KEISHA. – On avait besoin d’un endroit tranquille pour discuter.
GWEN. – Je le reconnais. Il était à l’école avec nous l’année dernière.
DANTE. – Vous n’avez rien à faire là.
SOLANGE. – C’est vrai ce qu’elle dit ?
DANTE. – Ça ne vous regarde pas.
KEISHA. – Je me souviens. Une embrouille avec tes parents ou je ne sais quoi.
AXOU. – C’est quoi cette pièce ?
DANTE. – Un ancien local de rangement.
 KEISHA. – Qui t’a permis de dormir ici ? GWEN. – Et tes parents, ils ne disent rien ?
DANTE. – Arrêtez avec vos questions. C’est ma vie.

Un temps. 

GWEN. – Tu as une soeur qui est avec nous à l’école. C’est quoi son nom ? Je ne me rappelle plus. JOANNA.
SOLANGE. – Comment tu fais pour manger ?
 DANTE. – Il ne faut pas qu’on vous trouve ici. J’ai promis de n’amener personne.
KEISHA. – On n’a pas fait exprès. On était dans le noir.
GWEN. – SOLANGE est enceinte.
AXOU. – GWEN.
GWEN. – Il ne va pas le répéter.
KEISHA. – Tais-toi.
GWEN. – C’est sorti tout seul.
DANTE. – Elles ne m’intéressent pas vos histoires.

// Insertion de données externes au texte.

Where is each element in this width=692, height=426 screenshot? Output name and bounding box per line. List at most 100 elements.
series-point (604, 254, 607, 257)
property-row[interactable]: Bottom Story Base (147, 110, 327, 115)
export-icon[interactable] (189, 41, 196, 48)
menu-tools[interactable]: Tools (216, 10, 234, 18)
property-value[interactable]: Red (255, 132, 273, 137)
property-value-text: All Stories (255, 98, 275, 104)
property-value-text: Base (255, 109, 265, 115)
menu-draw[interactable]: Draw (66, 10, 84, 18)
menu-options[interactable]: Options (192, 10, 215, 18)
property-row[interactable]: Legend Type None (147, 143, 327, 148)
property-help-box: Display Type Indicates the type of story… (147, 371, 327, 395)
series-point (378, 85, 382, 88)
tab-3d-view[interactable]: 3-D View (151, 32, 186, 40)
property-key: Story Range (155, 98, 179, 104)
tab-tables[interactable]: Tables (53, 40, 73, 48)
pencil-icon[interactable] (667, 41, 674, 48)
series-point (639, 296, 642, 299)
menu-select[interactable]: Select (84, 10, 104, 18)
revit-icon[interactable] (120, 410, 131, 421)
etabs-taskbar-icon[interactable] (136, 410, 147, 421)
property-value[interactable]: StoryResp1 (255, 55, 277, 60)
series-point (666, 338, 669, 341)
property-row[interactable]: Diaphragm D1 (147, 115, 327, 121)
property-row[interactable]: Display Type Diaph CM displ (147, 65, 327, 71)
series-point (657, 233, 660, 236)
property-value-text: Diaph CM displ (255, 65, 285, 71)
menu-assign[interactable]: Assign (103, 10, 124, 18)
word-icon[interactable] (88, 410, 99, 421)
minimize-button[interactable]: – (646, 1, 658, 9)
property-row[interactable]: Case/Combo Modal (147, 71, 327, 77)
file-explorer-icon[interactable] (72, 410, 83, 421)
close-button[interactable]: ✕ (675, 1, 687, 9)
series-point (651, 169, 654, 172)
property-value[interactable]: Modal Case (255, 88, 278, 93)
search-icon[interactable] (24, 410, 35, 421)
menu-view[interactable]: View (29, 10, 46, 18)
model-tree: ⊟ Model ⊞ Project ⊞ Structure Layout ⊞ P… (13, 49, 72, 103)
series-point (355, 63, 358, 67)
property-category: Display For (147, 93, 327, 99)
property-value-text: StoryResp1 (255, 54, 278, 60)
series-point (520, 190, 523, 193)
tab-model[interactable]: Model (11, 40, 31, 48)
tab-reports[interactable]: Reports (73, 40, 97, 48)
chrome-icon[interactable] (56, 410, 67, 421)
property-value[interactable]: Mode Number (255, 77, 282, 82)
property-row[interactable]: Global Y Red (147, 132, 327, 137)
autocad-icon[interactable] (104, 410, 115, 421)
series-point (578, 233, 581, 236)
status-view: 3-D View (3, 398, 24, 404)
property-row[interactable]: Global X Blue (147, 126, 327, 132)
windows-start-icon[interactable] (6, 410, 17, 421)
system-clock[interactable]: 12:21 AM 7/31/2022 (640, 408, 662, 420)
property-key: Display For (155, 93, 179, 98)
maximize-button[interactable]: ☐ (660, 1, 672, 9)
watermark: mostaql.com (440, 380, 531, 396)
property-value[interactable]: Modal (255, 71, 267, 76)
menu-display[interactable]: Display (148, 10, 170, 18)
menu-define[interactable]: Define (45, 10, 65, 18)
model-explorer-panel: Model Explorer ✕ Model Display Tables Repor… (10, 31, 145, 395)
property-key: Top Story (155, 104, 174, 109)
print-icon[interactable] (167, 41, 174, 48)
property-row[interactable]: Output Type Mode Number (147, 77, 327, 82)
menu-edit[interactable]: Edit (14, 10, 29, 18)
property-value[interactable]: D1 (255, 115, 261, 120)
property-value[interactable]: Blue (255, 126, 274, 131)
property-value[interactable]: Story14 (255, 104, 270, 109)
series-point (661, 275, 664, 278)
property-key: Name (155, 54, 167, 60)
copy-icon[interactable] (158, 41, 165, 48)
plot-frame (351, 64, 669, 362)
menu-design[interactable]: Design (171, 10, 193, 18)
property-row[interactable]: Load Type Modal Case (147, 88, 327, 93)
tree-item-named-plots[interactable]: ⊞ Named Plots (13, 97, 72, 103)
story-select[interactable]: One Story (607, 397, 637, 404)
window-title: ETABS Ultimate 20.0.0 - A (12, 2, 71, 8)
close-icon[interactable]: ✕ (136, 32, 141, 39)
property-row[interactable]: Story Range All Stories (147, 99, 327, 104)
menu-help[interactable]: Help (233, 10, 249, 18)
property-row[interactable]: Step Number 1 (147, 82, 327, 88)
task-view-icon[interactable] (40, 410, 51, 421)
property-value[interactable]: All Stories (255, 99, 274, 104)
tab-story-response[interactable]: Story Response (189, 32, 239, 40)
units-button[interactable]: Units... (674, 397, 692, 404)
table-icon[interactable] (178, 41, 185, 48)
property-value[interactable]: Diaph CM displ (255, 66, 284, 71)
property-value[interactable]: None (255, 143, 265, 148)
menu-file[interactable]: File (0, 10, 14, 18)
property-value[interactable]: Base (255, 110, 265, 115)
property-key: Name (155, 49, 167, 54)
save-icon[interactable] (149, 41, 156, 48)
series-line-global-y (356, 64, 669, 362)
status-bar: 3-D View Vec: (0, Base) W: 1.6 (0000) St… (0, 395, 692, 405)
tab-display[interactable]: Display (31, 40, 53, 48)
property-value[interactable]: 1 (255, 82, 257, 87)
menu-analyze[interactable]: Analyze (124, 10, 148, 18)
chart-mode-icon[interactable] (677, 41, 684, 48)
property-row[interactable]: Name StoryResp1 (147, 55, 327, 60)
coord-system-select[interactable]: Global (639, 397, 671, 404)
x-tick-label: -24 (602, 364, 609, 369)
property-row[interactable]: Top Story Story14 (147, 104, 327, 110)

Restez encore un moment si vous voulez. Ne dites à personne que vous m’avez vu. Je reviens dans une heure. Il va pour sortir.
SOLANGE. – Attends. Comment tu t’appelles ?
KEISHA. – Dis-nous au moins ton nom.

INTERMEDE 1 

GWEN. – SOLANGE nous a rejointes au centre commercial. Elle était en retard. Ça ne lui ressemble pas d’être en retard. On sentait qu’il y avait quelque chose qui n’allait pas. Mais elle n’a pas voulu nous dire quoi. C’est KEISHA qui a proposé d’aller dans le parking. Moi, je ne voulais pas. Puis quand on y était, on s’est retrouvées dans un couloir et la lumière s’est éteinte. C’était comme dans un film d’horreur. Je me suis mise à flipper grave. Après AXOU a trouvé la lumière et SOLANGE nous a dit qu’elle était enceinte. Puis il y a ce garçon, DANTE, qui vit dans le parking qui est apparu. C’était très étrange. Puis DANTE est parti. Nous, on a discuté encore un moment. SOLANGE était vraiment mal. Elle s’est mise à pleurer. On a essayé de la consoler. On ne savait pas trop quoi faire. Je remercie le ciel que ce n’était pas moi qui était enceinte. Je ne sais pas comment je ferais si c’était moi. Tant que ça ne t’arrive pas, c’est impossible de savoir.